SELECT sum(l_extendedprice), min(l_extendedprice), max(l_extendedprice), avg(l_extendedprice) FROM lineitem_parquet;

For Pandas, we will first need to run read_parquet to load the data into Pandas. To do this, we use the Parquet reader powered by Apache Arrow. After that, we can run the query as we did before.

lineitem_pandas_parquet = pd.read_parquet('lineitemsf1.snappy.parquet')
result = lineitem_pandas_parquet.agg(Sum=('l_extendedprice', 'sum'), Min=('l_extendedprice', 'min'), Max=('l_extendedprice', 'max'), Avg=('l_extendedprice', 'mean'))

However, we now again run into the problem where Pandas will read the Parquet file in its entirety. In order to circumvent this, we will need to perform projection pushdown manually again by providing the read_parquet method with the set of columns that we want to read.

The optimizer in DuckDB will figure this out by itself by looking at the query you are executing.
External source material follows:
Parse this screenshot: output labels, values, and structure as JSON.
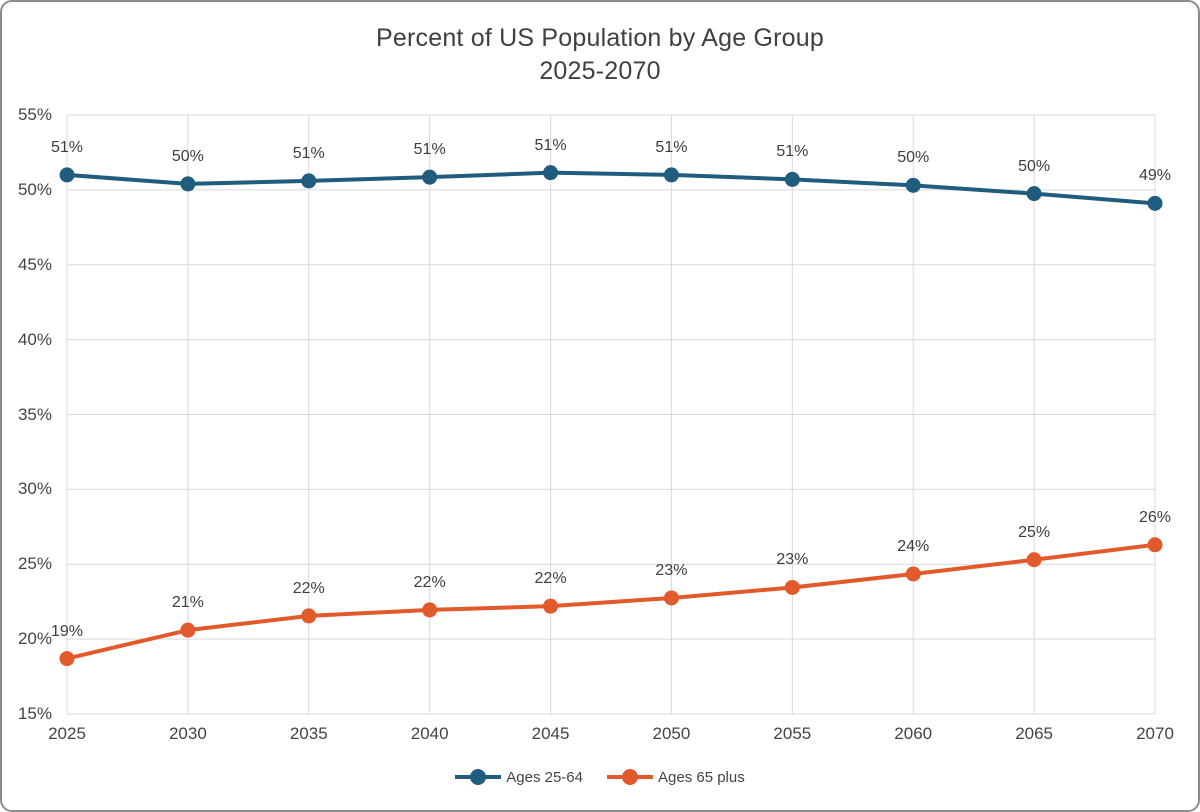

lineitem_pandas_parquet = pd.read_parquet('lineitemsf1.snappy.parquet', columns=['l_extendedprice'])
result = lineitem_pandas_parquet.agg(Sum=('l_extendedprice', 'sum'), Min=('l_extendedprice', 'min'), Max=('l_extendedprice', 'max'), Avg=('l_extendedprice', 'mean'))
Name Time (s)
DuckDB (1 Thread) 0.16
DuckDB (2 Threads) 0.14
Pandas 7.87
Pandas (manual pushdown) 0.17

We can see that the performance difference between doing the pushdown and not doing the pushdown is dramatic. When we perform the pushdown, Pandas has performance in the same ballpark as DuckDB. Without the pushdown, however, it is loading the entire file from disk, including the other 15 columns that are not required to answer the query.

Joins

Now for the final query that we saw in the join section previously. To recap:

SELECT l_returnflag,
       l_linestatus,
       sum(l_extendedprice),
       min(l_extendedprice),
       max(l_extendedprice),
       avg(l_extendedprice)
FROM lineitem lineitem
JOIN orders orders ON (l_orderkey=o_orderkey)
WHERE l_shipdate <= DATE '1998-09-02'
  AND o_orderstatus='O'
GROUP BY l_returnflag,
         l_linestatus;

For Pandas we again create two versions. A naive version, and a manually optimized version. The exact code used can be found in Google Colab.

Name Time (s)
DuckDB (1 Thread) 1.04
DuckDB (2 Threads) 0.89
Pandas 20.4
Pandas (manual pushdown) 3.95

We see that for this more complex query the slight difference in performance between running over a Pandas DataFrame and a Parquet file vanishes, and the DuckDB timings become extremely similar to the timings we saw before. The added Parquet read again increases the necessity of manually performing optimizations on the Pandas code, which is not required at all when running SQL in DuckDB.